Guidon of the Second Regiment Light Dragoons

Grade Range: 5-12
Resource Type(s): Artifacts, Primary Sources
Date Posted: 11/30/2010

This artifact is one of three known surviving components of a suite of four, and possibly five, colors carried by the Second Regiment of Continental Light Dragoons during the Revolutionary War. Although no definitive order has survived specifying the number of colors to be carried by a regiment of Continental Light Dragoons--nor for that matter respecting the colors to be carried by a regiment of Continental infantry--research into the subject of Continental regimental colors indicates that at least two and as many as five colors were considered appropriate for each infantry or cavalry regiment. 

Other surviving regimental colors of the Second Regiment of Continental Light Dragoons are: 1. National Standard, captured by Lt. Col. Banastre Tarleton, July 2, 1779, at Bedford and Pound Ridge, Westchester County, New York. Sold at auction June 14, 2006, by Sotheby's New York, to undisclosed individual in the United States. 2. Blue or Regimental Standard, owned by the Connecticut State Library, Hartford, Connecticut.

This guidon was referenced in the Memoir of Colonel Benjamin Tallmadgepublished by the Society of the Sons of the Revolution in the State of New York in 1904. This "pink" standard was known to be in the possession of Mr. F. E. Harper of New York City (reference from Gherardi Davis,Regimental Colors in the War of the Revolution [1907]).

The guidon was later referenced in American and French Flags of the Revolution 1775-1783, by F. E. Shermerhorn (1948) as having been owned by Senator Morgan G. Bulkeley, but "in some curious fashion, never explained, this flag disappeared and its whereabouts is not known...."

The artifact was donated to the Smithsonian in 1968 by the Estate of Emily Howell Wilkins, daughter of Emily Howell, who was the daughter of Mary Tallmadge of New York City. Research as to family lineage has not been completed.

General History
The Second Regiment of Continental Light Dragoons, also known as Tallmadge's Dragoons, was named for Major Benjamin Tallmadge. Commissioned on June 20, 1776, he was eventually promoted to the rank of colonel, and became the chief intelligence officer for George Washington. 

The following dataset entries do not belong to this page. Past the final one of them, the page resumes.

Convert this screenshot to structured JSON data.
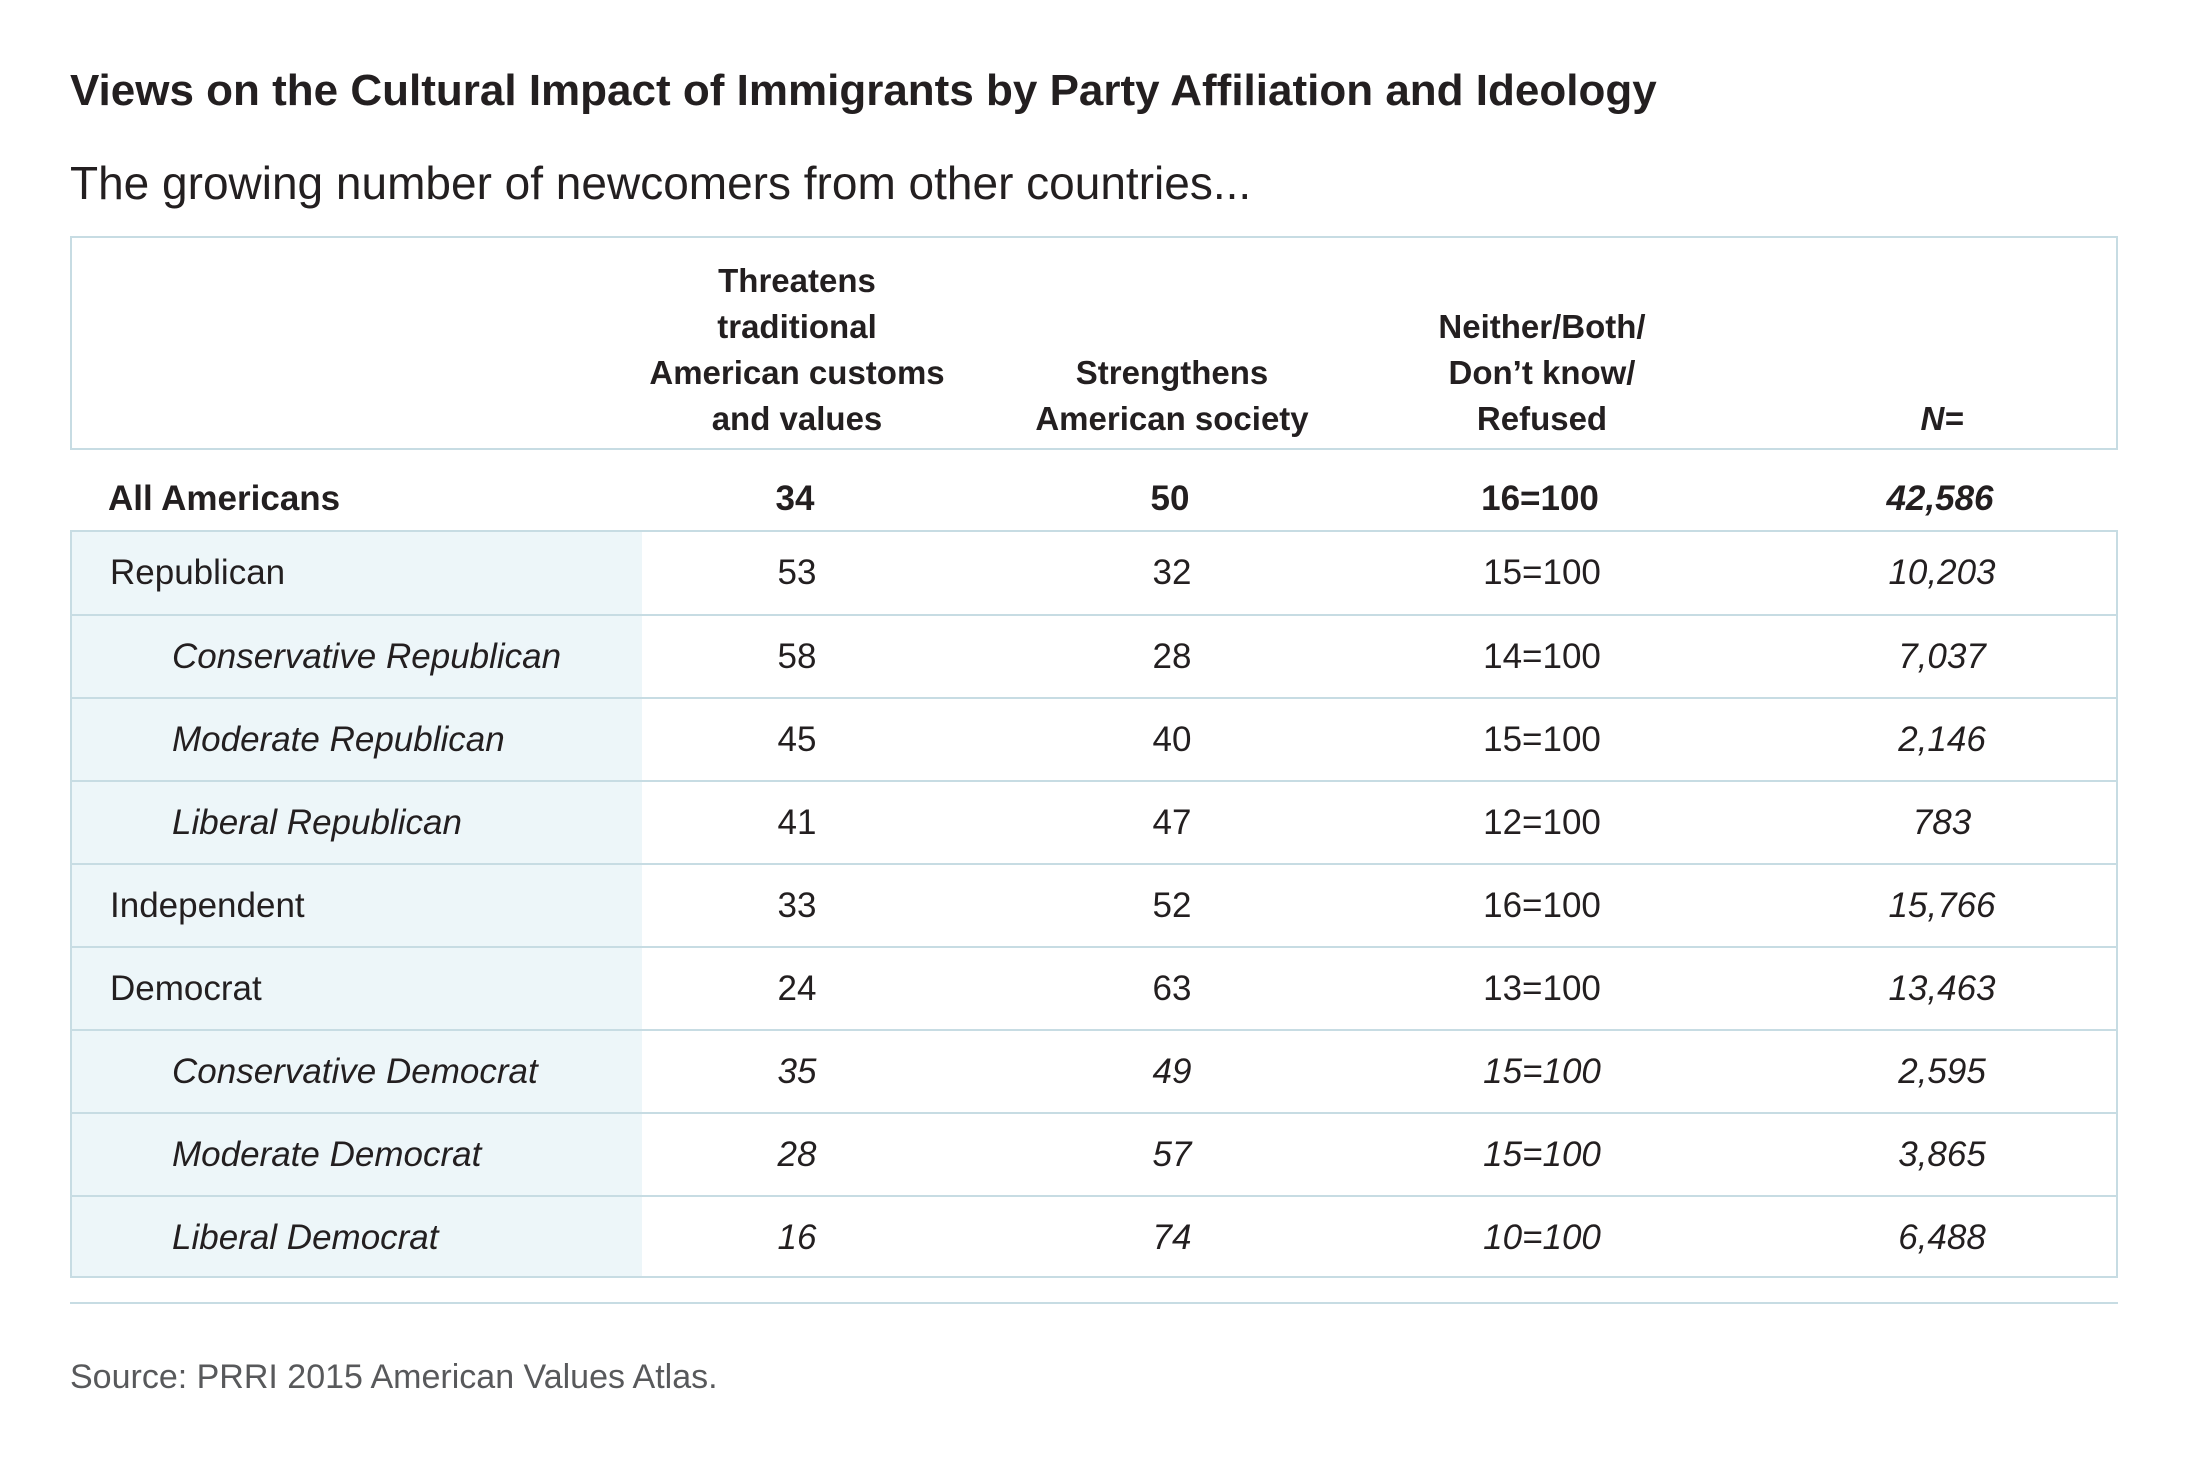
{
  "title": "Views on the Cultural Impact of Immigrants by Party Affiliation and Ideology",
  "subtitle": "The growing number of newcomers from other countries...",
  "source": "Source: PRRI 2015 American Values Atlas.",
  "colors": {
    "border": "#c7dce3",
    "shade": "#edf6f9",
    "text": "#231f20",
    "source_text": "#58595b"
  },
  "chart_data": {
    "type": "table",
    "columns": [
      "Threatens\ntraditional\nAmerican customs\nand values",
      "Strengthens\nAmerican society",
      "Neither/Both/\nDon’t know/\nRefused",
      "N="
    ],
    "all": {
      "label": "All Americans",
      "threatens": "34",
      "strengthens": "50",
      "neither": "16=100",
      "n": "42,586"
    },
    "rows": [
      {
        "label": "Republican",
        "threatens": "53",
        "strengthens": "32",
        "neither": "15=100",
        "n": "10,203"
      },
      {
        "label": "Conservative Republican",
        "threatens": "58",
        "strengthens": "28",
        "neither": "14=100",
        "n": "7,037"
      },
      {
        "label": "Moderate Republican",
        "threatens": "45",
        "strengthens": "40",
        "neither": "15=100",
        "n": "2,146"
      },
      {
        "label": "Liberal Republican",
        "threatens": "41",
        "strengthens": "47",
        "neither": "12=100",
        "n": "783"
      },
      {
        "label": "Independent",
        "threatens": "33",
        "strengthens": "52",
        "neither": "16=100",
        "n": "15,766"
      },
      {
        "label": "Democrat",
        "threatens": "24",
        "strengthens": "63",
        "neither": "13=100",
        "n": "13,463"
      },
      {
        "label": "Conservative Democrat",
        "threatens": "35",
        "strengthens": "49",
        "neither": "15=100",
        "n": "2,595"
      },
      {
        "label": "Moderate Democrat",
        "threatens": "28",
        "strengthens": "57",
        "neither": "15=100",
        "n": "3,865"
      },
      {
        "label": "Liberal Democrat",
        "threatens": "16",
        "strengthens": "74",
        "neither": "10=100",
        "n": "6,488"
      }
    ]
  }
}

He organized the "Culper" spy ring on Long Island and in New York City in 1778 when asked by General George Washington. The city was then occupied by a strong British force under the command of General Sir Henry Clinton. Members of the Culper network also kept Clinton's headquarters under constant surveillance and were able to report to Tallmadge any loyalists posing as patriots who visited the British commander. In 1780, the network's information saved a French army marching to Washington's aid.

Physical Description
Pink silk with oil paint. The canton consists of seven silver and six pink stripes. The center of the guidon is a painted badge of a winged and fulminating thundercloud with ten gold-colored thunderbolts emanating like rays of the sun. Under the badge is a silver scroll with the motto "PATa CONCITa FULMnt NATI"; a rough translation is: "The fatherland/country calls/expects its sons to respond with/in tones of thunder."

Specific History
Squadron Guidon or Color, Second Regiment of Continental Light Dragoons, also known as Tallmadge's Dragoons.